A instalação, apelidada de D1, abrange 324.000 pés quadrados e representa a primeira fábrica da Wistron em solo americano. Ela foi projetada para produzir o Superchip GB300 Grace Blackwell Ultra da Nvidia a uma taxa de dezenas de milhares de placas por mês.
Da divulgação à linha de produção em menos de um ano
A velocidade aqui é notável. A Wistron anunciou um investimento de US$ 761 milhões no Texas em outubro de 2025. Fort Worth venceu a seleção do local sobre outras localizações concorrentes em agosto de 2025. E já em julho de 2026, as portas da fábrica estavam abertas e as placas estavam saindo da linha.
Huang apresentou o projeto como parte de um esforço mais amplo para reindustrializar os Estados Unidos por meio da manufatura avançada. O planejamento e as operações da instalação foram desenvolvidos utilizando a tecnologia Omniverse da própria Nvidia, que cria gêmeos digitais de ambientes físicos.

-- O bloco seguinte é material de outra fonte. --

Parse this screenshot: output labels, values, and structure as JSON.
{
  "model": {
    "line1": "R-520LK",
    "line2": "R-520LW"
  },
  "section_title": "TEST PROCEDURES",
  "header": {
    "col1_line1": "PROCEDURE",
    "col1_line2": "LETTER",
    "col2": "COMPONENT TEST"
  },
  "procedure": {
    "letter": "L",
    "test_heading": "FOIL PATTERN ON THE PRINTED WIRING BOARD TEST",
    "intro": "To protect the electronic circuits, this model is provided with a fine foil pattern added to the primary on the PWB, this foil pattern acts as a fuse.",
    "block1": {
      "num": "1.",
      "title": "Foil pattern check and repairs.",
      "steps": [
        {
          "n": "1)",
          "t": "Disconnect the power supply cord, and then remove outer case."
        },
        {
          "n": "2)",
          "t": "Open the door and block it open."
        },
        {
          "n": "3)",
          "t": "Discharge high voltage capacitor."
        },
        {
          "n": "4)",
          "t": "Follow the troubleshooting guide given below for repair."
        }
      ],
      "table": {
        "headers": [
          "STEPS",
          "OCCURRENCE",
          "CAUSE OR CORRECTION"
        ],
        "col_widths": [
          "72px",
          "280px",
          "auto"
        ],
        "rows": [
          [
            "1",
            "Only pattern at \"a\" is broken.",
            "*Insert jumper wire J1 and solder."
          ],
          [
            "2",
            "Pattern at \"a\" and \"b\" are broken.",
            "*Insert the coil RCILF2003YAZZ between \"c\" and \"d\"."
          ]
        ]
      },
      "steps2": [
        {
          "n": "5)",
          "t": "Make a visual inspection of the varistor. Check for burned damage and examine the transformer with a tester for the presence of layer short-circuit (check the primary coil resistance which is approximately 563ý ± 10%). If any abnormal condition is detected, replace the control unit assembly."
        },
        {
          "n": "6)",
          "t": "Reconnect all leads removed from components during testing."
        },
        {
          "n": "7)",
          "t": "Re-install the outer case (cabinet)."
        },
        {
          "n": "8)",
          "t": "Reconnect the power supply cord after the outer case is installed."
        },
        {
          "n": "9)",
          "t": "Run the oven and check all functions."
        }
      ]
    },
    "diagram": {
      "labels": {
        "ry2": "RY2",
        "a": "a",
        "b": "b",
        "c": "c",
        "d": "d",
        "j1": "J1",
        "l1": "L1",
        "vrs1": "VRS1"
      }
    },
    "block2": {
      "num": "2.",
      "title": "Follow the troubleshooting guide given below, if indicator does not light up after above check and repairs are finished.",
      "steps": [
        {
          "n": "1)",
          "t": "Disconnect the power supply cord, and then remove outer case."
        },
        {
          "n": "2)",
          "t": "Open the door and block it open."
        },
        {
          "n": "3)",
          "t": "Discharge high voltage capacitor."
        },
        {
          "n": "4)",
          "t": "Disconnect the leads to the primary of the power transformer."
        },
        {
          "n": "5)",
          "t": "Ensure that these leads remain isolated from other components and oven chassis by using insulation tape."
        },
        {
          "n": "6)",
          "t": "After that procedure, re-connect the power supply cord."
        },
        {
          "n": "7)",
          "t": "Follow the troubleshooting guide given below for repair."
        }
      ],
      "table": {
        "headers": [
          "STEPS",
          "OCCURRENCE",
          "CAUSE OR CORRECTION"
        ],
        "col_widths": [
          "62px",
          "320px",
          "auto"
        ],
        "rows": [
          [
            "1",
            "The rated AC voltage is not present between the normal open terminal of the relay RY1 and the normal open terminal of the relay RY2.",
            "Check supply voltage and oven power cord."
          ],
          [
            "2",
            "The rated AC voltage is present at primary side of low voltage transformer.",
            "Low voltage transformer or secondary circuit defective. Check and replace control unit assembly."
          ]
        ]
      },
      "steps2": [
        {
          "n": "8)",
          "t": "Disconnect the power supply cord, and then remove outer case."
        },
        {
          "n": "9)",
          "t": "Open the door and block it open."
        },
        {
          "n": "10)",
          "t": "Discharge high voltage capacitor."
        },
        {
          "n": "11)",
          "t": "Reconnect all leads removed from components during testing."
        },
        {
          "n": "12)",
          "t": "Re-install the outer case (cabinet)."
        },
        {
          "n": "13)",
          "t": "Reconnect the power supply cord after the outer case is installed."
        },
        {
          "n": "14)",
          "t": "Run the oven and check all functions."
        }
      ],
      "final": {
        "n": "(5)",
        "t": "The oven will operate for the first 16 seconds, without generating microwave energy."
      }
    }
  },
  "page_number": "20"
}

Espera-se que a fábrica suporte aproximadamente 1.000 empregos até o final de 2026. As ações da Wistron aparentemente concordaram com a estratégia. As ações subiram aproximadamente 9,7% após o anúncio da abertura da instalação.
A onda de onshoring se torna real
A Wistron junta-se à TSMC, Foxconn e outras empresas taiwanesas na crescente lista de empresas que estão estabelecendo operações no sudoeste e sudeste dos Estados Unidos. A diferença é que a instalação da Wistron não está fabricando chips crus. Ela está montando as placas de superchips finalizadas que são usadas em servidores de IA, o que significa que ela ocupa um ponto diferente, e cada vez mais crítico, na cadeia de valor.
A Nvidia se comprometeu publicamente a adquirir mais infraestrutura de IA no país, incluindo uma iniciativa para investir até US$ 500 bilhões na infraestrutura de IA dos EUA, com iniciativas paralelas, como o futuro centro da Foxconn em Houston.
O que isso significa para os mercados de criptomoedas e relacionados à IA
Para investidores em criptomoedas, a relevância é tanto direta quanto estrutural. As GPUs da Nvidia foram por muito tempo os equipamentos essenciais da mineração de criptomoedas, e a transição da empresa para a IA não reduziu a sobreposição entre a infraestrutura de computação para IA e o hardware de validação de blockchain.
O preço de US$ 700 milhões em uma única fábrica ilustra a imensa magnitude do investimento fluindo para a infraestrutura de IA. A alta de 9,7% nas ações da Wistron com a notícia é um lembrete de que os mercados tradicionais de ações estão precificando essa construção de infraestrutura de IA de forma agressiva.